A wildcat strike in Calais causes as many problems for Eurotunnel as it does the ferry operators. Volvo’s new FH16 Euro 6 is still the most powerful truck in the world. MEPs vote to outlaw roaming charges and noisy vehicles, Russia presses on with its nationwide truck toll system while anything less than a two hour wait at the Gibraltar border these days must be considered a bonus.
Calais strike highlights capacity issues on the Dover Strait.
Striking dockers called a halt to Dover-Calais ferries earlier today.
Members of the CGT Union at the French port objected to private contractors being brought in to unload a ship, downed tools and blockaded roads from midnight.
But whereas ferry operators P&O, MyFerryLink and DFDS were able to resume limited services from mid-morning – and a full service from 14:00BST after a court order was obtained by Calais port authorities to stop the strike – Eurotunnel freight services suffered huge backlogs until late into the evening (update: services finally returned to normal at lunchtime Friday).
Eurotunnel freight had started the day on the back foot. Overnight cancellations meant there was a two hour transit time from first thing. By mid-afternoon however – despite Eurotunnel running at a full capacity six services per hour – it took truckers at least six hours to cross the Channel from France.
It’s frightening to imagine the accumulated cost of those delays.
The Calais strike demonstrates the inter-dependence of cross-Channels services, and the limited options when things go wrong (the only immediate alternative to Calais is Dunkirk, served only by DFDS, which also has strictly limited capacity).
Strikes in Calais are not common but they happen at least once a year. As we saw this winter, in bad weather similar chaos ensues. Things go seriously awry at Eurotunnel slightly more often and the same thing happens in reverse: clogged ferries and multi-hour waits for passengers and freight.
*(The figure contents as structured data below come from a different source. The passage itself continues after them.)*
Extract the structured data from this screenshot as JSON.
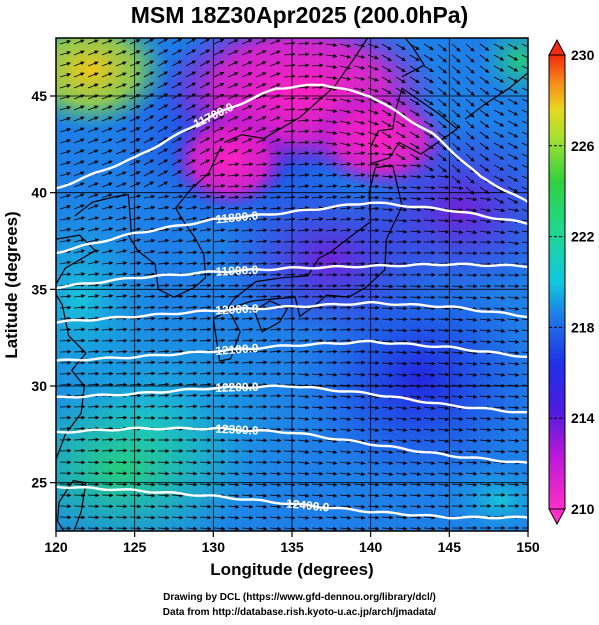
{
  "title": "MSM 18Z30Apr2025 (200.0hPa)",
  "x_axis": {
    "label": "Longitude (degrees)",
    "range": [
      120,
      150
    ],
    "ticks": [
      "120",
      "125",
      "130",
      "135",
      "140",
      "145",
      "150"
    ]
  },
  "y_axis": {
    "label": "Latitude  (degrees)",
    "range": [
      22.5,
      48
    ],
    "ticks": [
      "25",
      "30",
      "35",
      "40",
      "45"
    ]
  },
  "colorbar": {
    "range": [
      210,
      230
    ],
    "labels": [
      "210",
      "214",
      "218",
      "222",
      "226",
      "230"
    ],
    "colors": {
      "low": "#ff2fc8",
      "purple": "#8a10d8",
      "blue": "#2030e8",
      "cyan": "#10c8e0",
      "green": "#30d040",
      "yellow": "#d8e020",
      "high": "#f02a10"
    }
  },
  "contours": {
    "color": "#ffffff",
    "levels": [
      {
        "label": "11700.0",
        "lat_at_lon": [
          [
            120,
            40.2
          ],
          [
            125,
            41.8
          ],
          [
            130,
            44.0
          ],
          [
            134,
            45.4
          ],
          [
            137,
            45.6
          ],
          [
            140,
            45.0
          ],
          [
            144,
            43.0
          ],
          [
            147,
            40.8
          ],
          [
            150,
            39.5
          ]
        ]
      },
      {
        "label": "11800.0",
        "lat_at_lon": [
          [
            120,
            36.9
          ],
          [
            125,
            37.9
          ],
          [
            130,
            38.6
          ],
          [
            135,
            39.0
          ],
          [
            140,
            39.5
          ],
          [
            145,
            39.1
          ],
          [
            150,
            38.4
          ]
        ]
      },
      {
        "label": "11900.0",
        "lat_at_lon": [
          [
            120,
            35.1
          ],
          [
            125,
            35.6
          ],
          [
            130,
            35.9
          ],
          [
            135,
            36.1
          ],
          [
            140,
            36.2
          ],
          [
            145,
            36.3
          ],
          [
            150,
            36.2
          ]
        ]
      },
      {
        "label": "12000.0",
        "lat_at_lon": [
          [
            120,
            33.3
          ],
          [
            125,
            33.6
          ],
          [
            130,
            33.9
          ],
          [
            135,
            34.1
          ],
          [
            140,
            34.3
          ],
          [
            145,
            34.1
          ],
          [
            150,
            33.6
          ]
        ]
      },
      {
        "label": "12100.0",
        "lat_at_lon": [
          [
            120,
            31.3
          ],
          [
            125,
            31.5
          ],
          [
            130,
            31.8
          ],
          [
            135,
            32.1
          ],
          [
            140,
            32.3
          ],
          [
            145,
            32.0
          ],
          [
            150,
            31.5
          ]
        ]
      },
      {
        "label": "12200.0",
        "lat_at_lon": [
          [
            120,
            29.4
          ],
          [
            125,
            29.6
          ],
          [
            130,
            29.9
          ],
          [
            135,
            30.0
          ],
          [
            140,
            29.6
          ],
          [
            145,
            29.0
          ],
          [
            150,
            28.6
          ]
        ]
      },
      {
        "label": "12300.0",
        "lat_at_lon": [
          [
            120,
            27.6
          ],
          [
            125,
            27.8
          ],
          [
            130,
            27.8
          ],
          [
            135,
            27.6
          ],
          [
            140,
            27.0
          ],
          [
            145,
            26.4
          ],
          [
            150,
            26.0
          ]
        ]
      },
      {
        "label": "12400.0",
        "lat_at_lon": [
          [
            120,
            24.8
          ],
          [
            125,
            24.6
          ],
          [
            130,
            24.3
          ],
          [
            135,
            23.9
          ],
          [
            140,
            23.5
          ],
          [
            145,
            23.2
          ],
          [
            150,
            23.2
          ]
        ]
      }
    ]
  },
  "credits": {
    "line1": "Drawing by DCL (https://www.gfd-dennou.org/library/dcl/)",
    "line2": "Data from http://database.rish.kyoto-u.ac.jp/arch/jmadata/"
  }
}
The simple truth is, neither the ferries nor Eurotunnel can cope on their own all year round. In a growing market these problems will increase. P&O and DFDS complain that Dover-Calais is currently over-served but there’s a case to say this spare capacity is in the UK’s national interest.
How much worse could the situation get without MyFerryLink?
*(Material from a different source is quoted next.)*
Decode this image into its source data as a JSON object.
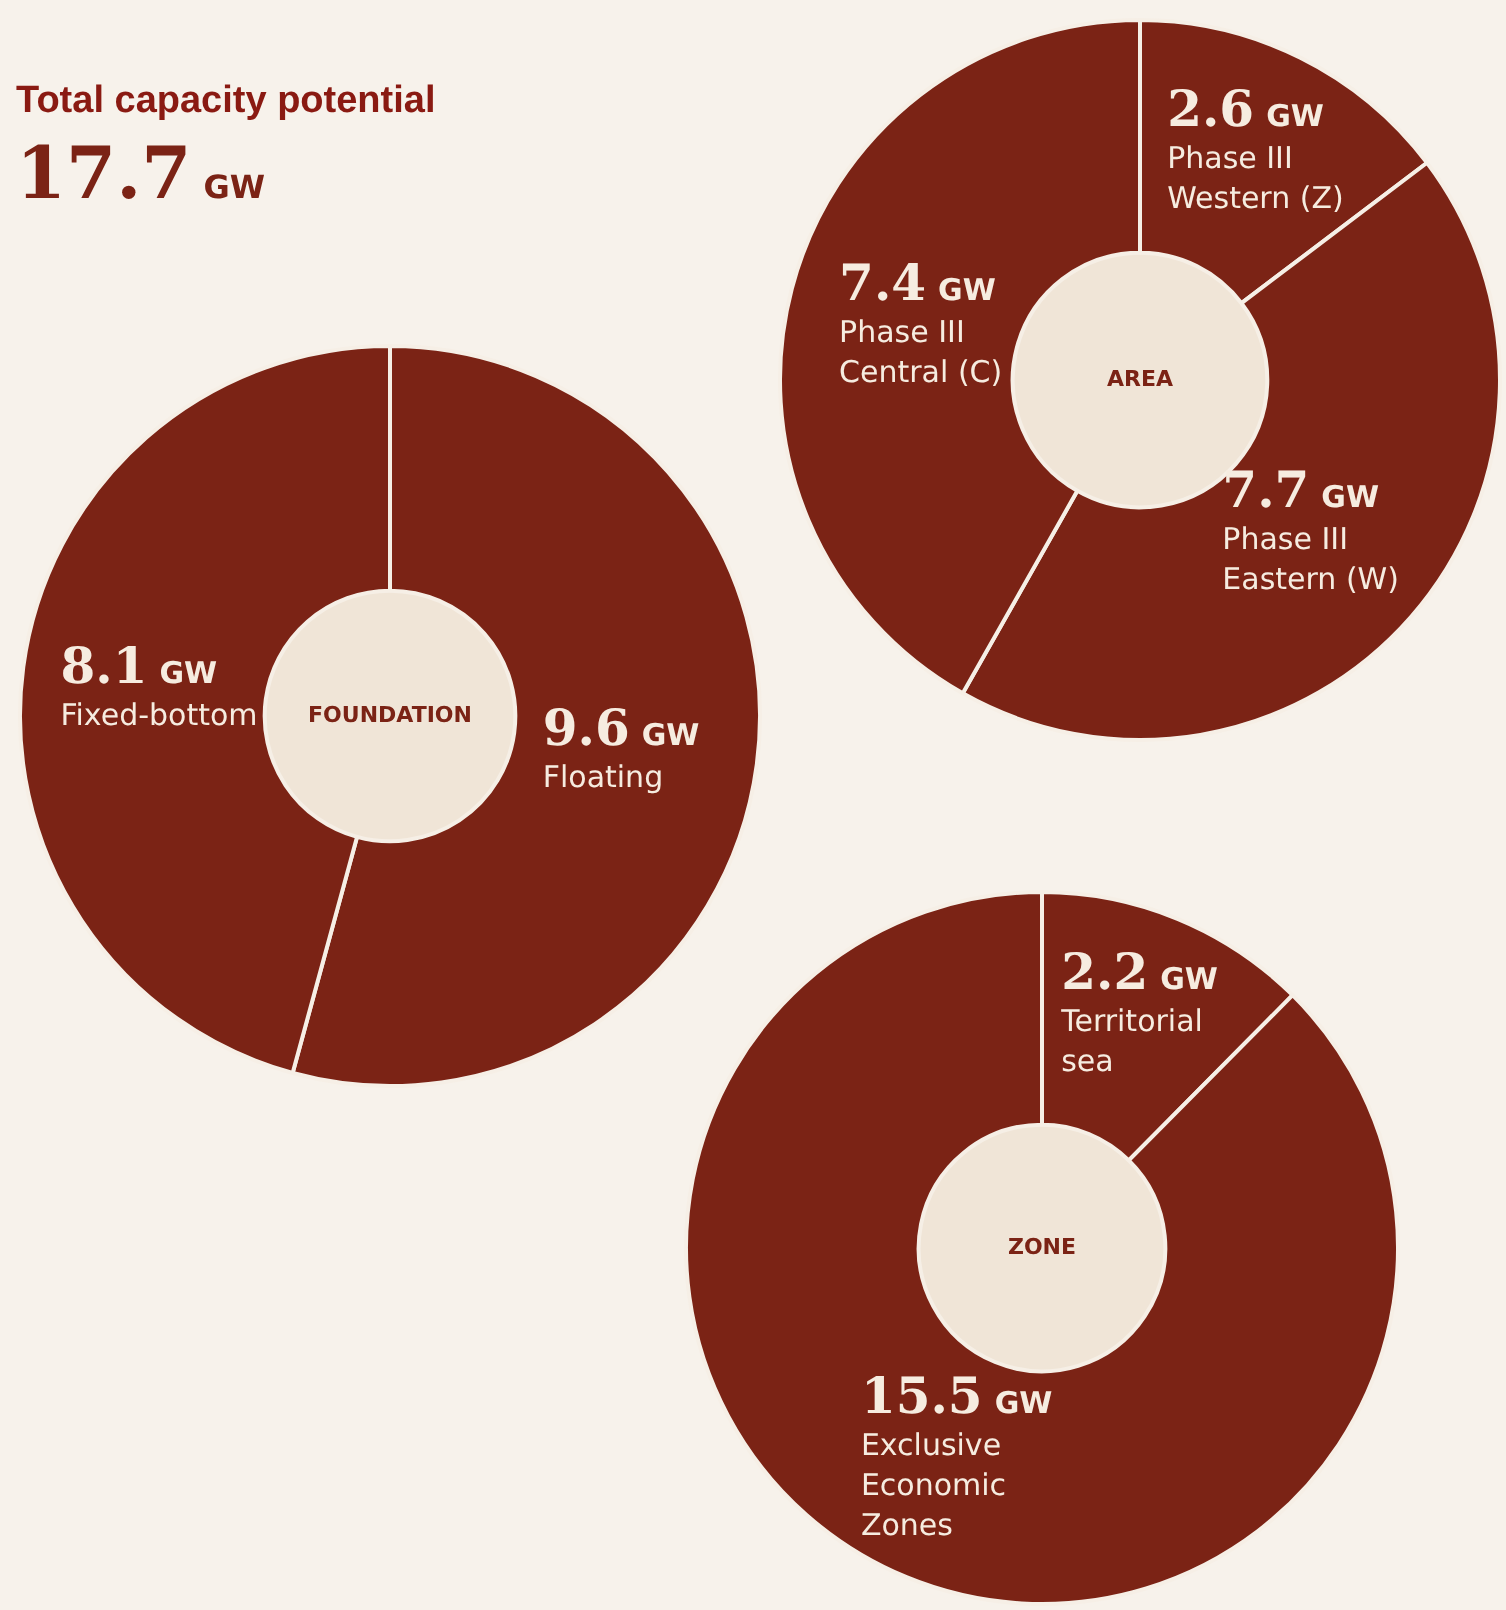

With that in mind, we wonder whether the cross-Channel Chaos of 3 April 2014 will figure in Eurotunnel’s – last ditch – submission to the Competition Commission over the MyFerryLink deal?
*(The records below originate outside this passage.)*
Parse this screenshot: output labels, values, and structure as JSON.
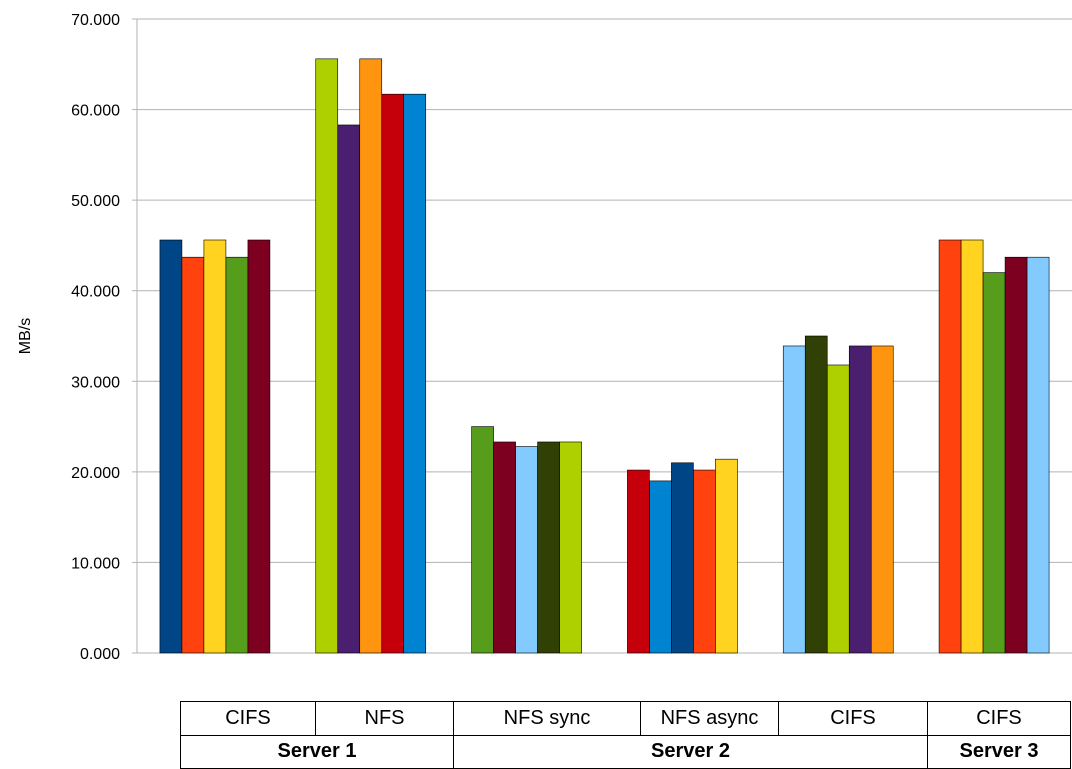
{
  "chart_data": {
    "type": "bar",
    "ylabel": "MB/s",
    "ylim": [
      0,
      70000
    ],
    "yticks": [
      "0.000",
      "10.000",
      "20.000",
      "30.000",
      "40.000",
      "50.000",
      "60.000",
      "70.000"
    ],
    "grid": true,
    "categories": [
      "CIFS",
      "NFS",
      "NFS sync",
      "NFS async",
      "CIFS",
      "CIFS"
    ],
    "groups": [
      "Server 1",
      "Server 2",
      "Server 3"
    ],
    "groups_span": [
      2,
      3,
      1
    ],
    "bar_groups": [
      {
        "category": "CIFS",
        "group": "Server 1",
        "values": [
          45600,
          43700,
          45600,
          43700,
          45600
        ],
        "colors": [
          "#004586",
          "#ff420e",
          "#ffd320",
          "#579d1c",
          "#7e0021"
        ]
      },
      {
        "category": "NFS",
        "group": "Server 1",
        "values": [
          65600,
          58300,
          65600,
          61700,
          61700
        ],
        "colors": [
          "#aecf00",
          "#4b1f6f",
          "#ff950e",
          "#c5000b",
          "#0084d1"
        ]
      },
      {
        "category": "NFS sync",
        "group": "Server 2",
        "values": [
          25000,
          23300,
          22800,
          23300,
          23300
        ],
        "colors": [
          "#579d1c",
          "#7e0021",
          "#83caff",
          "#314004",
          "#aecf00"
        ]
      },
      {
        "category": "NFS async",
        "group": "Server 2",
        "values": [
          20200,
          19000,
          21000,
          20200,
          21400
        ],
        "colors": [
          "#c5000b",
          "#0084d1",
          "#004586",
          "#ff420e",
          "#ffd320"
        ]
      },
      {
        "category": "CIFS",
        "group": "Server 2",
        "values": [
          33900,
          35000,
          31800,
          33900,
          33900
        ],
        "colors": [
          "#83caff",
          "#314004",
          "#aecf00",
          "#4b1f6f",
          "#ff950e"
        ]
      },
      {
        "category": "CIFS",
        "group": "Server 3",
        "values": [
          45600,
          45600,
          42000,
          43700,
          43700
        ],
        "colors": [
          "#ff420e",
          "#ffd320",
          "#579d1c",
          "#7e0021",
          "#83caff"
        ]
      }
    ]
  }
}
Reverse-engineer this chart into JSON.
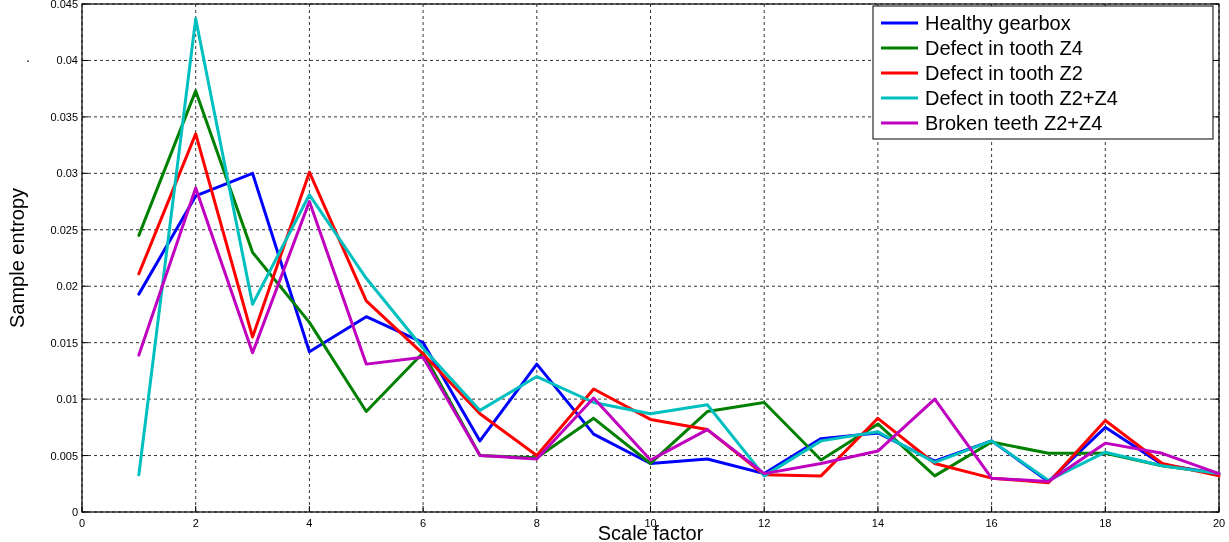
{
  "chart_data": {
    "type": "line",
    "xlabel": "Scale factor",
    "ylabel": "Sample entropy",
    "annotations": [
      "."
    ],
    "x": [
      1,
      2,
      3,
      4,
      5,
      6,
      7,
      8,
      9,
      10,
      11,
      12,
      13,
      14,
      15,
      16,
      17,
      18,
      19,
      20
    ],
    "xlim": [
      0,
      20
    ],
    "xticks": [
      0,
      2,
      4,
      6,
      8,
      10,
      12,
      14,
      16,
      18,
      20
    ],
    "ylim": [
      0,
      0.045
    ],
    "yticks": [
      0,
      0.005,
      0.01,
      0.015,
      0.02,
      0.025,
      0.03,
      0.035,
      0.04,
      0.045
    ],
    "grid": true,
    "legend": "top right",
    "line_style": "solid",
    "marker": "none",
    "series": [
      {
        "name": "Healthy gearbox",
        "color": "#0000ff",
        "values": [
          0.0193,
          0.028,
          0.03,
          0.0142,
          0.0173,
          0.015,
          0.0063,
          0.0131,
          0.0069,
          0.0043,
          0.0047,
          0.0034,
          0.0065,
          0.007,
          0.0045,
          0.0063,
          0.0027,
          0.0075,
          0.0042,
          0.0034
        ]
      },
      {
        "name": "Defect in tooth Z4",
        "color": "#008000",
        "values": [
          0.0245,
          0.0373,
          0.023,
          0.0168,
          0.0089,
          0.0141,
          0.005,
          0.0048,
          0.0083,
          0.0043,
          0.0089,
          0.0097,
          0.0046,
          0.0078,
          0.0032,
          0.0062,
          0.0052,
          0.0052,
          0.0041,
          0.0034
        ]
      },
      {
        "name": "Defect in tooth Z2",
        "color": "#ff0000",
        "values": [
          0.0211,
          0.0335,
          0.0155,
          0.0301,
          0.0187,
          0.014,
          0.0087,
          0.005,
          0.0109,
          0.0082,
          0.0073,
          0.0033,
          0.0032,
          0.0083,
          0.0043,
          0.003,
          0.0026,
          0.0081,
          0.0043,
          0.0032
        ]
      },
      {
        "name": "Defect in tooth Z2+Z4",
        "color": "#00bfbf",
        "values": [
          0.0033,
          0.0437,
          0.0184,
          0.0281,
          0.0207,
          0.0145,
          0.009,
          0.012,
          0.0097,
          0.0087,
          0.0095,
          0.0032,
          0.0063,
          0.0071,
          0.0044,
          0.0063,
          0.0028,
          0.0053,
          0.0041,
          0.0034
        ]
      },
      {
        "name": "Broken teeth Z2+Z4",
        "color": "#bf00bf",
        "values": [
          0.0139,
          0.0287,
          0.0141,
          0.0275,
          0.0131,
          0.0137,
          0.005,
          0.0047,
          0.0101,
          0.0046,
          0.0073,
          0.0034,
          0.0043,
          0.0054,
          0.01,
          0.003,
          0.0027,
          0.0061,
          0.0052,
          0.0034
        ]
      }
    ]
  }
}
roundup: EU. Mobile phone roaming fees will be outlawed by mid-December 2015 if European lawmakers have their way. The measure still has to be agreed by member states, as does another vote to reduce vehicle noise by 25% in twelve years. Meanwhile, EVs will have to have noise generators – so-called ‘Acoustic Vehicle Alerting Systems’ – as a pedestrian safety measure. RUSSIA is pressing on with the introduction of a national electronic truck toll system, applying to 50,000km of federal highways, due to go live in November 2014 says Roadpricing. GIBRALTAR QUEUE WATCH delays hovered around two and a half hours from the afternoon to late in the evening. 2h30 is rapidly becoming the default waiting time.